When Rye’s health finally improved enough to start recording a proper album, he had a hefty backlog of songs to pull from. With the help of his longtime boyfriend, Brendan Polmer, Rye outfitted his home studio with old tape and tubes for a more classic sound, and he called up old friends to add expert instrumentation. Some of the songs on Above Water started out as sparse, quiet sketches, written when Rye’s health was at its worst. The fact that they evolved into full, densely layered compositions speaks to Rye’s artistic dedication.
We caught up with Rye to talk about the album and how he adapted to his health issues to be able to make the record.
Hi Rye! How’s everything going right now?
Given the new album release, I’m both elated to get new music out and totally uncertain how it will be received!
What classic album cover art is your current mood?
Your debut album “Above Water” is out on September 15th. When and where did you write and record it?
Most of the writing took place in my room, especially during 2018-2020, when I was particularly sick and couldn’t do much else. I recorded and mixed most of the album at home in late 2022. I have a decent studio set up in what would otherwise be my dining room, with a tape machine and an old mixing board, in addition to plenty of digital gear.
Your life changed in 2013 when you came down with a mystery illness which left you homebound. How are you doing now and what changes did you have to make in order to be able to continue to make music?
I’m still mostly homebound, and my energy is pretty limited, but now I hang out on the couch, rather than lying in bed. I’ve continued to make music within whatever limitations my health provides. At one time, that meant I could just gently play keyboard for about 20 minutes a day. Now I’m able to work with computers and recording gear to capture songs and ideas. I haven’t performed live since 2015.
If you could only listen to one record, what would it be?
This is an impossible question, but I think Revolver is a pretty good answer.
“Above Water” features quite a few different musical styles.
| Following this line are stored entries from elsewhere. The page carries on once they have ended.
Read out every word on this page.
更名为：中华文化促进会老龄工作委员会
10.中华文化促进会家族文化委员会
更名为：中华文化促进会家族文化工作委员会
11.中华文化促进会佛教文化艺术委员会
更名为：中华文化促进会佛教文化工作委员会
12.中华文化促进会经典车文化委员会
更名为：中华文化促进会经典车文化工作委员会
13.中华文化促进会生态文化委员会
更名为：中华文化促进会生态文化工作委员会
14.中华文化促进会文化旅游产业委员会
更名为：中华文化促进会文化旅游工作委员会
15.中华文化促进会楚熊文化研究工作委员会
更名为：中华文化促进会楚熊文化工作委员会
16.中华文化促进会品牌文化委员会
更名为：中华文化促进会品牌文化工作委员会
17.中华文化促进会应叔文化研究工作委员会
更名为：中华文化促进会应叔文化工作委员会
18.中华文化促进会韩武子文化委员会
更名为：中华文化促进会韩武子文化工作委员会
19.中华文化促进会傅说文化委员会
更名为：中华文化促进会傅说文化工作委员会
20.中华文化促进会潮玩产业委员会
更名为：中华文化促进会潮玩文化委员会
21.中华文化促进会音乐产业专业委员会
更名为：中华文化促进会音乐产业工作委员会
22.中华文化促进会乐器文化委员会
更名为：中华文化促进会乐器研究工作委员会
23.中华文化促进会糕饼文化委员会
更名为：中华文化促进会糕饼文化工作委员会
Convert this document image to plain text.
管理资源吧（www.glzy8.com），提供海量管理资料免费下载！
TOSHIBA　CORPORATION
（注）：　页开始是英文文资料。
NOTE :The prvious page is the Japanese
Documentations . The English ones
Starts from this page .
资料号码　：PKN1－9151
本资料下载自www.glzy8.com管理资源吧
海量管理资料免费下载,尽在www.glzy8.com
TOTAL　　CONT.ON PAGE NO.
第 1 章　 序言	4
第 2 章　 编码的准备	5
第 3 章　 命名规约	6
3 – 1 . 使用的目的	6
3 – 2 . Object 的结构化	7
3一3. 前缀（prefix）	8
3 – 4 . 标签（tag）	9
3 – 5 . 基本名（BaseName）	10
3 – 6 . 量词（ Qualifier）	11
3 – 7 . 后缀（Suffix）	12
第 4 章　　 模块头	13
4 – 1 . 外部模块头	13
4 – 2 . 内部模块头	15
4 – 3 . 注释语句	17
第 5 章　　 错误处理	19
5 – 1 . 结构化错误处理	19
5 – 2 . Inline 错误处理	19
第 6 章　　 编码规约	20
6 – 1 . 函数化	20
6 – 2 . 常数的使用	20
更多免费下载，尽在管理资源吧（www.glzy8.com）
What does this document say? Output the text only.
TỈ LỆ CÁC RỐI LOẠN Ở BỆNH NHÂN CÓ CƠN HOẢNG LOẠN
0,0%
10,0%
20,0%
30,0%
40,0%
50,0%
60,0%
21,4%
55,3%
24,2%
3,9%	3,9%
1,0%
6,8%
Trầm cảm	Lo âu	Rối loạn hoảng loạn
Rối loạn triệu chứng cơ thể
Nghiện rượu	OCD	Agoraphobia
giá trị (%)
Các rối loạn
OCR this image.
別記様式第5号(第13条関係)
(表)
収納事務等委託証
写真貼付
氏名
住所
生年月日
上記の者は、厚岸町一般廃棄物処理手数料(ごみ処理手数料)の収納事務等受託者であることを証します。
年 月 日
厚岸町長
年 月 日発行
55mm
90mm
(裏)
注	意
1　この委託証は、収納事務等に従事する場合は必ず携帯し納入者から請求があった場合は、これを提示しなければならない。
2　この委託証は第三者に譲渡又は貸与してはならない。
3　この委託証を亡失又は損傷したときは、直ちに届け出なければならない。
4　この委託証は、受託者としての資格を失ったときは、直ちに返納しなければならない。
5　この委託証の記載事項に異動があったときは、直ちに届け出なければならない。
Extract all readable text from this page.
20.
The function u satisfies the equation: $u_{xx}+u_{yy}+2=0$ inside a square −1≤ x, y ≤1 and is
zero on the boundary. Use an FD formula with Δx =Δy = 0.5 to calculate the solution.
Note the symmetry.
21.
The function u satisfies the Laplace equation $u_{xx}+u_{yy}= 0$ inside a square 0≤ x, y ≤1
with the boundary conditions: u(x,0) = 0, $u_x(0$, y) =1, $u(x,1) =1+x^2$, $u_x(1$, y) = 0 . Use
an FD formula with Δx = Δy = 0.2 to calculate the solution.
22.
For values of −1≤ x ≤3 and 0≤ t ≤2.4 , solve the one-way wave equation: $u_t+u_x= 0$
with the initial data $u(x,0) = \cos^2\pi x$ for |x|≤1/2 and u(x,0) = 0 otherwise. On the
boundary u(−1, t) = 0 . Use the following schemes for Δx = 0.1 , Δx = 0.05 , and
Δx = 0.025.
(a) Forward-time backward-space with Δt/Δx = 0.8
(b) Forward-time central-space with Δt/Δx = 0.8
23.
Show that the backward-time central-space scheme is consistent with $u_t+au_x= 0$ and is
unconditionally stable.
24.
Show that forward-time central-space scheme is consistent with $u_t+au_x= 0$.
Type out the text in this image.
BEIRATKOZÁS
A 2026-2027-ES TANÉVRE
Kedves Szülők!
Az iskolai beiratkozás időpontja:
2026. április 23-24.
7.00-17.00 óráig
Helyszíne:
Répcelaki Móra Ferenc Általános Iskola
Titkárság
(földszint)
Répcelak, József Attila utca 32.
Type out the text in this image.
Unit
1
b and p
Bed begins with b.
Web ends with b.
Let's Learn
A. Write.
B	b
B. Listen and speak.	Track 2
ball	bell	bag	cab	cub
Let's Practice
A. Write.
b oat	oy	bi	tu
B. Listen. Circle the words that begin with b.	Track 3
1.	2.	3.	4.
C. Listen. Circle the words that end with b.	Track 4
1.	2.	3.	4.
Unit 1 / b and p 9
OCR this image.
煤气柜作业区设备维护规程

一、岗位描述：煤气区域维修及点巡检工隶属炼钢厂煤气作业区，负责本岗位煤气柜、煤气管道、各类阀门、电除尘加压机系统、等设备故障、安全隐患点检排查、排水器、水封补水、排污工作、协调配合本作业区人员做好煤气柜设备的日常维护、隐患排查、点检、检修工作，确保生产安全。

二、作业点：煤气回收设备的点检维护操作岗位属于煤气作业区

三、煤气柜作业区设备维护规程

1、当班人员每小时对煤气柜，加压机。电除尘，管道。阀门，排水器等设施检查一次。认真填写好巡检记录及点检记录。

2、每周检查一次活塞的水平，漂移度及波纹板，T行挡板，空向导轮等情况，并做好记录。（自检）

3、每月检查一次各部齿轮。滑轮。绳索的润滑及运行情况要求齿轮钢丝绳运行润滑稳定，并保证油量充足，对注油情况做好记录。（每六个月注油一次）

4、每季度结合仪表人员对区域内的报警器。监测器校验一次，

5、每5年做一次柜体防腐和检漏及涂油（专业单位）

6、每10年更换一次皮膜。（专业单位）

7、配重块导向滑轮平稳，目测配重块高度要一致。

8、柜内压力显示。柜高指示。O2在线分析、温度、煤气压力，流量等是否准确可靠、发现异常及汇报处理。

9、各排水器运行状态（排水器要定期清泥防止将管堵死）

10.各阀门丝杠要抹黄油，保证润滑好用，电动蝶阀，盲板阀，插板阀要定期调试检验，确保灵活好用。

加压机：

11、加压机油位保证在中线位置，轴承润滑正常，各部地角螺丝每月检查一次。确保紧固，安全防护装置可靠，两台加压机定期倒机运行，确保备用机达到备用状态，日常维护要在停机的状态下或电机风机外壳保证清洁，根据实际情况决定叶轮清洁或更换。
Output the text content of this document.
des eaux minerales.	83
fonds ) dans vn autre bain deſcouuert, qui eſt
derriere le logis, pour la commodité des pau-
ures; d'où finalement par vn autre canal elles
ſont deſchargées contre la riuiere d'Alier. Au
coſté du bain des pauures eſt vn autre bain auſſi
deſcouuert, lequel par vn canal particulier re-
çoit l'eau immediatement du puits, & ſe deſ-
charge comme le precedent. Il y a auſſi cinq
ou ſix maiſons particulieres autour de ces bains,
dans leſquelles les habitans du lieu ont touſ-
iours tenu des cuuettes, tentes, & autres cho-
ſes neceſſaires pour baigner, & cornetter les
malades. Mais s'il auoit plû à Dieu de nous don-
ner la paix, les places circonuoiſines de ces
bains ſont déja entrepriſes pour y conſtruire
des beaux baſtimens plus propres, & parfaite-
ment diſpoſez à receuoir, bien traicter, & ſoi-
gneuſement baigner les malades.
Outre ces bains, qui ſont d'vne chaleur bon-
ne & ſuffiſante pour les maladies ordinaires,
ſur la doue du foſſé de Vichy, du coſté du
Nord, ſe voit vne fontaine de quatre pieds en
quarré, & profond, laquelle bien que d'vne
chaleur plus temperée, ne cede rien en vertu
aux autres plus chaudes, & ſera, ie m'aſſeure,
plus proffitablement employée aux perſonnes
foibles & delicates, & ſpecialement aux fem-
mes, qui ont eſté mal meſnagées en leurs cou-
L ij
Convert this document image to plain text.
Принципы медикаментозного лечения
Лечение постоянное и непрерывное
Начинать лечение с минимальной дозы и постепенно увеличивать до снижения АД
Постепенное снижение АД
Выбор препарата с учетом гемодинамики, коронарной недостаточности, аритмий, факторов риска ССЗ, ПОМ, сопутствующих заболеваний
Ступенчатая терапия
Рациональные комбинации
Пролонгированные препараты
Who did you listen to when you were growing up that influenced your writing style?
As a kid, I remember loving The Beach Boys, Paul Simon, and Miami Sound Machine. All three of those artists worked with a wide swath of sounds and rhythms, and I think that diversity always felt magical to me.
As a former journalist, do you worry/care about what is written about your music?
On the one hand, I have grown very thick skin. I’m unlikely to be personally bothered by negative comments about my music; I know every record isn’t made for every writer. On the other hand, I would love to see people genuinely engaging with the art. I do value music criticism, and it would be great to read an album review where the writer really “gets it.”
You were in a few other bands before you became ill. Which albums should we check out from your back catalogue?
I’m still proud of both Tereu Tereu albums. Quirky pop fans should check out the first one, All That Keeps Us Together, and noisy post-punk fans should check out the second one, Quadrants.
What would go on your signature pizza and what would it be called?
Pineapple and feta cheese. Call it Double Delight.
What do you have planned for the rest of 2023 and beyond?
I’m hoping to get this record to as many people as possible. Then I’ll start making another one!